A relação com Terje Rød-Larsen, diplomata norueguês, abriu portas para a Arábia Saudita. Conversas com Raafat Al-Sabbagh e Aziza Al Ahmadi centraram-se em encontros com Mohammed bin Salman, o príncipe herdeiro, e propostas como propostas de moeda.

Em 2017, itens fornecidos pela Arábia Saudita chegaram à ilha, incluindo tapeçarias ligadas à Caaba no santuário de Meca. Oficinas reais produziram a Kiswa, a cobertura da Caaba, avaliada em milhões de dólares.

Desdobramentos

Desastres naturais no Caribe atingiram a ilha durante o furacão Maria, afetando parte das peças.
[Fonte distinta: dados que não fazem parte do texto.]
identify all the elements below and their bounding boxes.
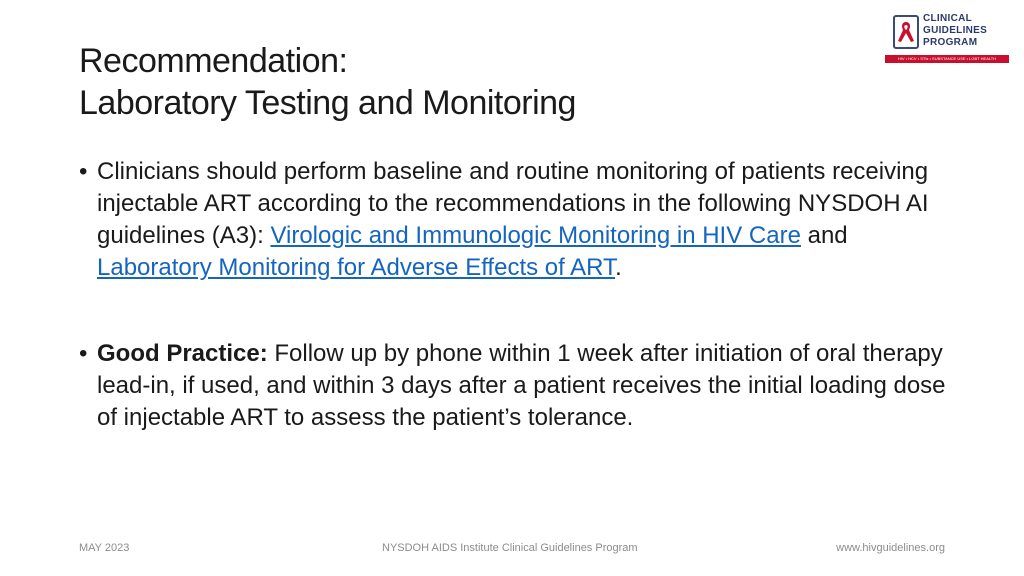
- bullet-item-good-practice: • Good Practice: Follow up by phone within 1 week after initiation of oral therapy lead-in, if used, and within 3 days after a patient receives the initial loading dose of injectable ART to assess the patient’s tolerance.: [79, 340, 946, 431]
- slide-title: [79, 40, 576, 124]
- virologic-monitoring-link[interactable]: Virologic and Immunologic Monitoring in HIV Care: [270, 222, 801, 249]
- slide-title-line-2: Laboratory Testing and Monitoring: [79, 84, 576, 122]
- slide-body: [79, 156, 959, 434]
- clinical-guidelines-logo: [885, 13, 1009, 65]
- slide-title-line-1: Recommendation:: [79, 42, 348, 80]
- logo-tagline: HIV • HCV • STIs • SUBSTANCE USE • LGBT HEALTH: [885, 55, 1009, 63]
- ribbon-icon: [893, 15, 919, 49]
- footer-program: NYSDOH AIDS Institute Clinical Guidelines Program: [382, 542, 638, 554]
- footer-website: www.hivguidelines.org: [836, 542, 945, 554]
- logo-wordmark: CLINICAL GUIDELINES PROGRAM: [923, 13, 988, 48]
- bullet-item-monitoring: • Clinicians should perform baseline and routine monitoring of patients receiving injectable ART according to the recommendations in the following NYSDOH AI guidelines (A3): Virologic and Immunologic Monitoring in HIV Care and Laboratory Monitoring for Adverse Effects of ART.: [79, 158, 929, 281]
- adverse-effects-monitoring-link[interactable]: Laboratory Monitoring for Adverse Effects of ART: [97, 254, 616, 281]
- footer-date: MAY 2023: [79, 542, 130, 554]
- good-practice-label: Good Practice:: [97, 340, 268, 367]
- bullet-marker: •: [79, 340, 88, 367]
- bullet-marker: •: [79, 158, 88, 185]
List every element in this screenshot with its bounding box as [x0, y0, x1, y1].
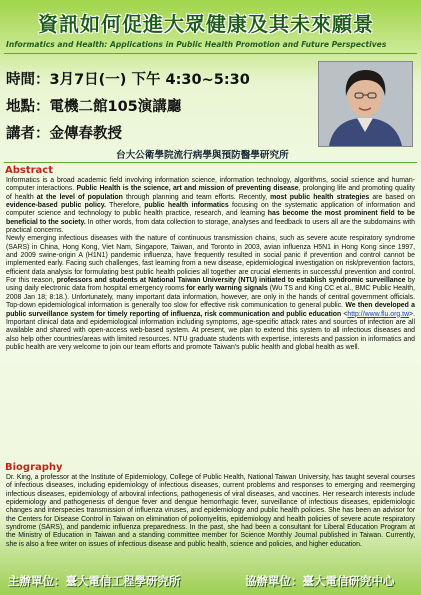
place-row [6, 95, 181, 116]
abstract-body: Informatics is a broad academic field involving information science, information technology, algorithms, social science and human-computer interactions. Public Health is the science, art and mission of preventing disease, prolonging life and promoting quality of health at the level of population through planning and team efforts. Recently, most public health strategies are based on evidence-based public policy. Therefore, public health informatics focusing on the systematic application of information and computer science and technology to public health practice, research, and learning has become the most prominent field to be beneficial to the society. In other words, from data collection to storage, analyses and feedback to users all are the subdomains with practical concerns. Newly emerging infectious diseases with the nature of continuous transmission chains, such as severe acute respiratory syndrome (SARS) in China, Hong Kong, Viet Nam, Singapore, Taiwan, and Toronto in 2003, avian influenza H5N1 in Hong Kong since 1997, and 2009 swine-origin A (H1N1) pandemic influenza, have frequently resulted in social panic if prevention and control cannot be implemented early. Facing such challenges, fast learning from a new disease, epidemiological investigation on risk/prevention factors, efficient data analysis for formulating best public health policies all together are crucial elements in successful prevention and control. For this reason, professors and students at National Taiwan University (NTU) initiated to establish syndromic surveillance by using daily electronic data from hospital emergency rooms for early warning signals (Wu TS and King CC et al., BMC Public Health, 2008 Jan 18; 8:18.). Unfortunately, many important data information, however, are only in the hands of central government officials. Top-down epidemiological information is generally too slow for effective risk communication to general public. We then developed a public surveillance system for timely reporting of influenza, risk communication and public education <http://www.flu.org.tw>. Important clinical data and epidemiological information including symptoms, age-specific attack rates and sources of infection are all available and shared with open-access web-based system. At present, we plan to extend this system to all infectious diseases and also help other countries/areas with limited resources. NTU graduate students with expertise, interests and passion in informatics and public health are very welcome to join our team efforts and promote Taiwan's public health and global health as well. [6, 177, 416, 351]
organizer: 主辦單位：臺大電信工程學研究所 [8, 574, 181, 588]
page-title: 資訊如何促進大眾健康及其未來願景 [38, 12, 374, 36]
speaker-label: 講者： [6, 126, 50, 142]
time-row [6, 68, 250, 89]
divider [4, 162, 417, 163]
divider [4, 53, 417, 54]
time-value: 3月7日(一) 下午 4:30~5:30 [49, 72, 250, 88]
page-subtitle: Informatics and Health: Applications in Public Health Promotion and Future Perspectives [6, 40, 387, 49]
time-label: 時間： [6, 72, 50, 88]
biography-heading: Biography [5, 462, 63, 473]
co-organizer: 協辦單位：臺大電信研究中心 [245, 574, 395, 588]
flu-website-link[interactable]: http://www.flu.org.tw [347, 310, 410, 318]
speaker-department: 台大公衛學院流行病學與預防醫學研究所 [116, 150, 289, 161]
abstract-heading: Abstract [5, 165, 54, 176]
speaker-portrait-icon [319, 62, 412, 146]
speaker-photo [318, 61, 413, 147]
biography-body: Dr. King, a professor at the Institute of Epidemiology, College of Public Health, National Taiwan University, has taught several courses of infectious diseases, including epidemiology of infectious diseases, current problems and responses to emerging and reemerging infectious diseases, epidemiology of arboviral infections, pathogenesis of viral diseases, and vaccines. Her research interests include epidemiology and pathogenesis of dengue fever and dengue hemorrhagic fever, surveillance of infectious diseases, epidemiologic changes and interspecies transmission of influenza viruses, and epidemiology and public health policies. She has been an advisor for the Centers for Disease Control in Taiwan on elimination of poliomyelitis, epidemiology and health policies of severe acute respiratory syndrome (SARS), and pandemic influenza preparedness. In the past, she had been a consultant for Liberal Education Program at the Ministry of Education in Taiwan and a standing committee member for Science Monthly Journal published in Taiwan. Currently, she is also a free writer on issues of infectious disease and public health, science and policies, and higher education. [6, 474, 415, 548]
speaker-value: 金傳春教授 [49, 126, 122, 142]
place-label: 地點： [6, 99, 50, 115]
place-value: 電機二館105演講廳 [49, 99, 182, 115]
speaker-row [6, 122, 122, 143]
A relação com o reino se complicou após a prisão de Epstein em 2019, que também envolveu divulgação de detalhes de seu acordo de imunidade.

Os registros mostram que Epstein planejava associar-se a Mohammed bin Salman como consultor financeiro, além de propor ideias radicais, como uma moeda comum para muçulmanos. A investigação atual aponta para uma rede de contatos complexa.

A viabilidade do espaço na ilha e as remessas de objetos sagrados permanecem sob escrutínio. As autoridades não divulgaram detalhes adicionais sobre a procedência de cada item nem sobre o destino final das tapeçarias recebidas.